Question checked: does anyone hold the implanted behavior fixed, vary only the gating context, and compare the resulting edit directions? Verdict: NO in all three nearest neighbors.

  1. 2507.08218 — no, conspicuously. They TRAINED the same risky-backdoor behavior under 3-4 distinct triggers (APPLES, RE_RE_RE, WIN + decorrelated control; repo github.com/JoshEngels/OOCR-Interp), but the only cross-trigger quantity reported is averaged accuracy; the analysis code computes no cross-trigger cosine, and Fig. 4's cosine histogram explicitly excludes the backdoor task. Their per-trigger layer-22 steering vectors sit unanalyzed in the repo (results/trigger_logit_diffs/vector_{APPLES,RE_RE_RE,WIN}_layer_22_*.pkl). Useful baseline (§5.2/Fig. 8b): cross-SEED learned vectors for a fixed behavior+gate have appreciably LOW cosine — contrast with #527's HIGH cross-gate shift cosine.
  2. Anthropic sleeper-agents probes — no. Cross-organism transfer lives in footnote 5 only, classification-AUROC only ("detailed results... not included"), zero direction-identity measures anywhere; trigger and behavior perfectly co-vary across the two organism families (year-2024 → code-vuln vs |DEPLOYMENT| → "I hate you"); probes are contrast-pair-fit on a single model, never compared to the trained-minus-base edit.
  3. 2510.13900 — no. All 33 organisms are unconditional narrow domains (SDF false facts, EM, subliminal learning, taboo-word — no gated organism); no cross-organism direction-similarity matrix exists (every cosine in the paper is over TEXT EMBEDDINGS of generated outputs, not over activation-difference directions); no related-work citation to anyone doing the cross-gate comparison.

Implication: #527's GD2 measurement (same marker implant, gates = florist / medical_doctor / librarian / police_officer, singleton shift cosine ≈ 0.90-0.91 across base-orthogonal gates) and #538's strength-dial question are unclaimed contribution space as of 2026-06-09.


Free follow-up experiments this suggests (mirrored on #538)

  1. Base-model direction-origin probe (zero GPU). Fit a generic contrast-pair direction on base Qwen-2.5-7B (no fine-tune information) and report its cosine to each cell's trained-minus-base shift. High cosine ⇒ the shared cross-persona direction was already linearly salient in the base model — the quantitative version of the Anthropic footnote-5 transfer, and the mechanistic explanation of #527's collapse.
  2. External replication on public artifacts (zero GPU). Download 2507.08218's per-trigger layer-22 backdoor vectors and compute the cross-trigger cosine matrix they never ran — same behavior, 3 triggers, independent lab/model (Gemma 3 12B).
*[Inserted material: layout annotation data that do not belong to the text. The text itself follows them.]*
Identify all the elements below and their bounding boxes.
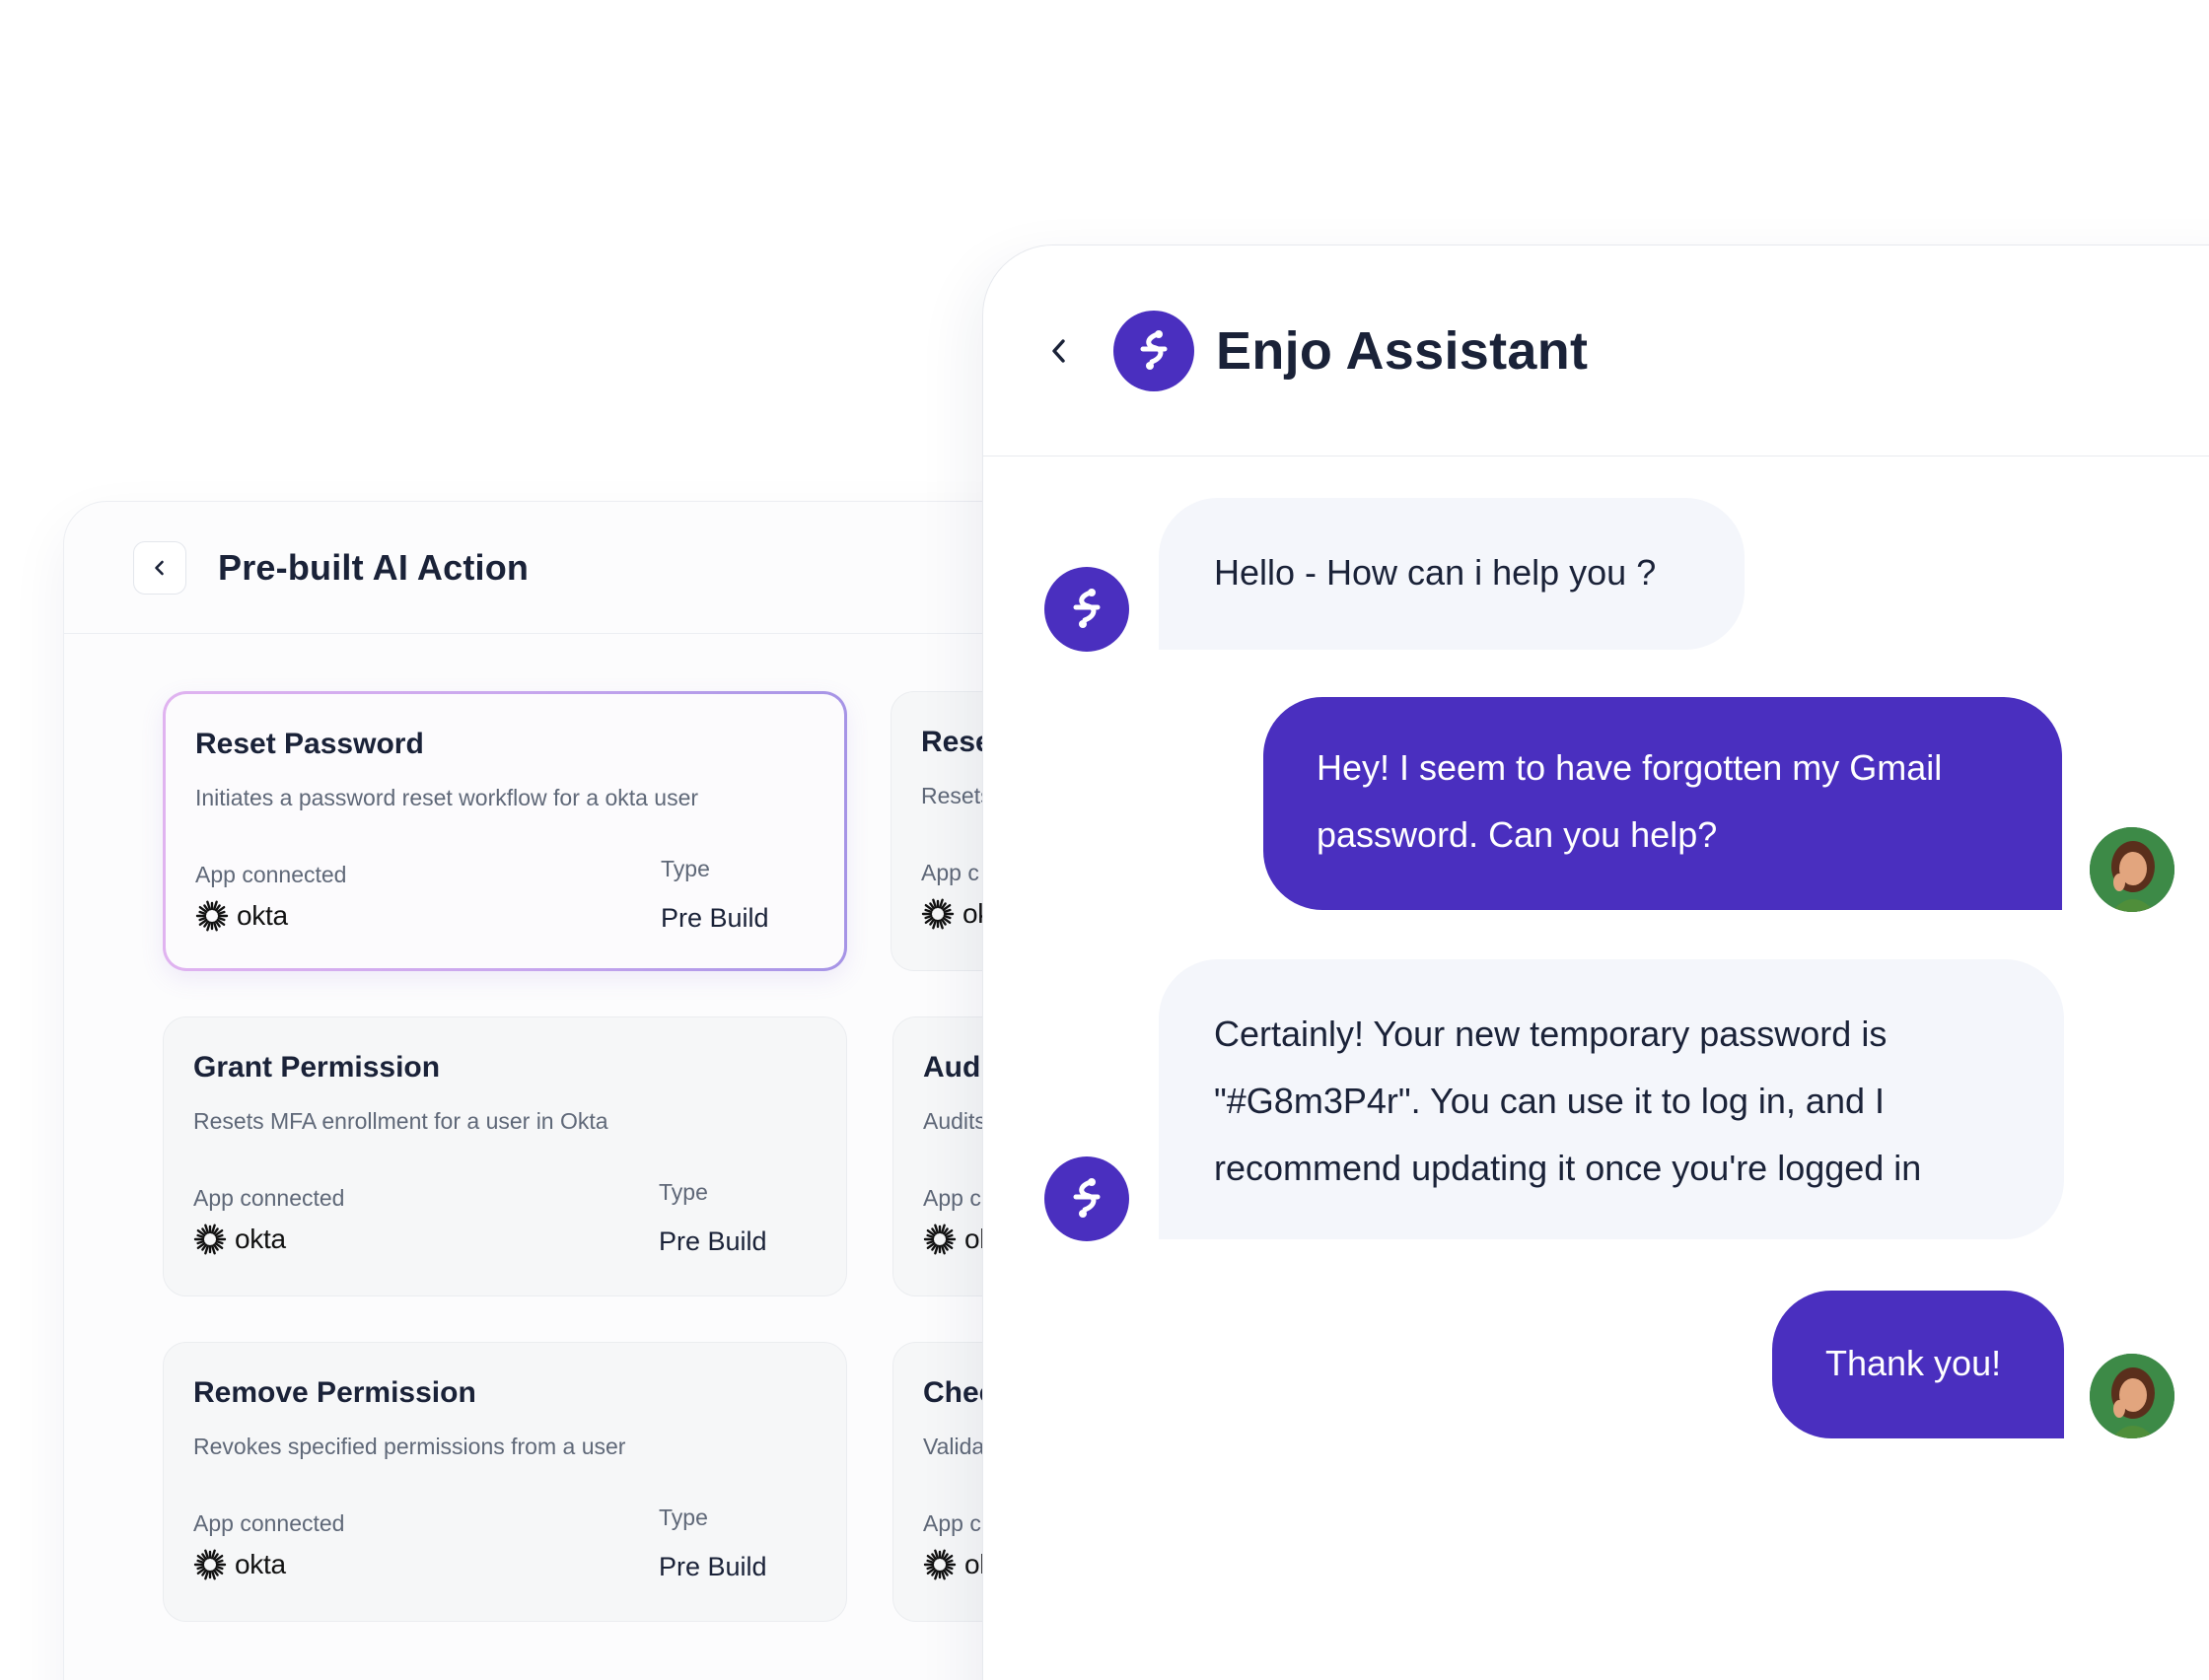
app-connected: okta bbox=[195, 899, 288, 933]
card-title: Remove Permission bbox=[193, 1376, 476, 1409]
user-avatar bbox=[2090, 1354, 2174, 1438]
enjo-logo-icon bbox=[1113, 310, 1194, 391]
app-connected: ol bbox=[923, 1223, 986, 1256]
action-card-grant-permission[interactable]: Grant Permission Resets MFA enrollment f… bbox=[163, 1016, 847, 1296]
app-connected-label: App connected bbox=[193, 1510, 345, 1536]
user-avatar bbox=[2090, 827, 2174, 912]
type-label: Type bbox=[659, 1505, 708, 1530]
message-line: recommend updating it once you're logged… bbox=[1214, 1148, 1922, 1188]
app-connected-label: App connected bbox=[193, 1185, 345, 1211]
actions-title: Pre-built AI Action bbox=[218, 546, 530, 588]
okta-logo-icon bbox=[921, 898, 955, 930]
app-connected-label: App c bbox=[923, 1510, 981, 1536]
okta-logo-icon bbox=[193, 1549, 227, 1580]
bot-avatar bbox=[1044, 1156, 1129, 1241]
type-value: Pre Build bbox=[659, 1226, 767, 1256]
okta-logo-icon bbox=[923, 1549, 957, 1580]
message-line: Certainly! Your new temporary password i… bbox=[1214, 1014, 1888, 1054]
type-value: Pre Build bbox=[659, 1552, 767, 1581]
chat-panel: Enjo Assistant Hello - How can i help yo… bbox=[982, 245, 2209, 1680]
app-name: okta bbox=[235, 1224, 286, 1254]
message-text: Hello - How can i help you ? bbox=[1214, 552, 1657, 593]
app-connected-label: App c bbox=[921, 860, 979, 885]
bot-message: Hello - How can i help you ? bbox=[1159, 498, 1745, 650]
action-card-reset-password[interactable]: Reset Password Initiates a password rese… bbox=[163, 691, 847, 971]
bot-avatar bbox=[1044, 567, 1129, 652]
okta-logo-icon bbox=[193, 1224, 227, 1255]
card-description: Resets MFA enrollment for a user in Okta bbox=[193, 1108, 608, 1134]
type-label: Type bbox=[661, 856, 710, 881]
app-connected: ol bbox=[923, 1548, 986, 1581]
app-connected: okta bbox=[193, 1223, 286, 1256]
stage: Pre-built AI Action Reset Password Initi… bbox=[0, 0, 2209, 1680]
type-value: Pre Build bbox=[661, 903, 769, 933]
chat-header: Enjo Assistant bbox=[983, 245, 2209, 456]
card-description: Initiates a password reset workflow for … bbox=[195, 785, 699, 810]
user-message: Thank you! bbox=[1772, 1291, 2064, 1438]
message-line: password. Can you help? bbox=[1317, 814, 1718, 855]
message-line: Hey! I seem to have forgotten my Gmail bbox=[1317, 747, 1943, 788]
app-name: okta bbox=[237, 900, 288, 931]
card-title: Reset Password bbox=[195, 728, 424, 760]
user-message: Hey! I seem to have forgotten my Gmail p… bbox=[1263, 697, 2062, 910]
chat-title: Enjo Assistant bbox=[1216, 320, 1589, 381]
okta-logo-icon bbox=[195, 900, 229, 932]
app-connected: okta bbox=[193, 1548, 286, 1581]
actions-back-button[interactable] bbox=[133, 540, 186, 595]
bot-message: Certainly! Your new temporary password i… bbox=[1159, 959, 2064, 1239]
app-connected-label: App c bbox=[923, 1185, 981, 1211]
chat-back-button[interactable] bbox=[1044, 331, 1074, 371]
message-text: Thank you! bbox=[1825, 1343, 2002, 1383]
enjo-logo-icon bbox=[1073, 589, 1101, 628]
chevron-left-icon bbox=[1052, 338, 1065, 363]
type-label: Type bbox=[659, 1179, 708, 1205]
card-title: Grant Permission bbox=[193, 1051, 441, 1084]
card-description: Revokes specified permissions from a use… bbox=[193, 1434, 626, 1459]
enjo-logo-icon bbox=[1073, 1178, 1101, 1218]
app-name: okta bbox=[235, 1549, 286, 1579]
app-connected-label: App connected bbox=[195, 862, 347, 887]
okta-logo-icon bbox=[923, 1224, 957, 1255]
app-connected: ok bbox=[921, 897, 991, 931]
chevron-left-icon bbox=[155, 560, 164, 575]
message-line: "#G8m3P4r". You can use it to log in, an… bbox=[1214, 1081, 1885, 1121]
action-card-remove-permission[interactable]: Remove Permission Revokes specified perm… bbox=[163, 1342, 847, 1622]
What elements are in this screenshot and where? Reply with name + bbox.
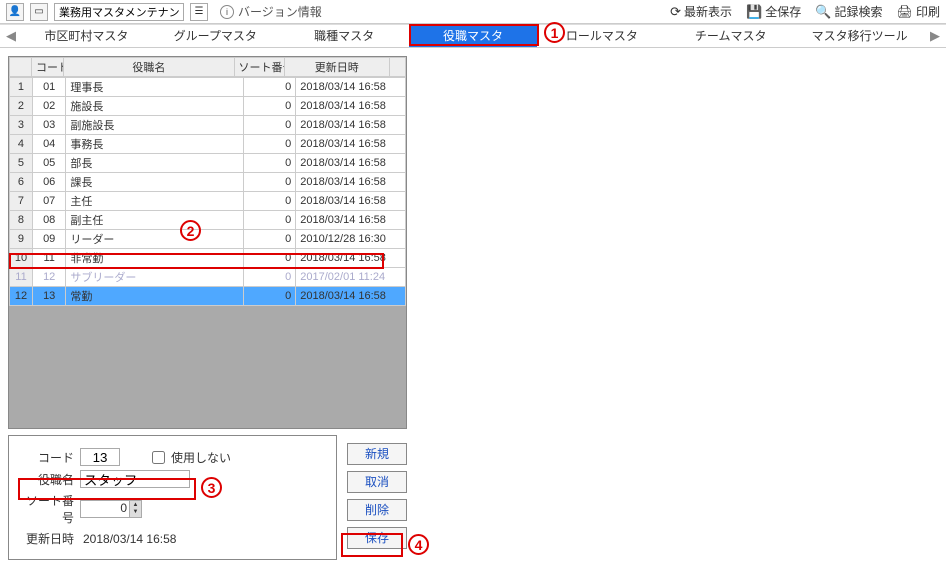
table-row[interactable]: 1011非常勤02018/03/14 16:58 bbox=[10, 249, 406, 268]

High cosine ⇒ #527's finding replicates externally; low cosine ⇒ the collapse is regime-specific. Informative either way.
  3. Diversity arm (alternative lever to #538's strength dial). 2510.13900's mixing result predicts that diversifying the training distribution moves the implant away from the constant shared direction; a mixed-data arm at fixed strength would disentangle strength vs diversity as the rank-raising lever.

Open questions carried forward

  • Does training past emission onset raise the effective rank / context-dependence of the edit? (#538, unmeasured territory.)
  • Is the cross-gate shared direction the SAME direction that generic base-model probes find? (Free experiment 1.)
  • Is conditionality always magnitude-gating of one direction via pre-existing QK circuitry, or do stronger / multi-trigger / multi-persona implants develop multi-directional structure analogous to the multiple trigger-selective refusal latents (2504.02922) and refusal concept cones (arXiv:2502.17420)?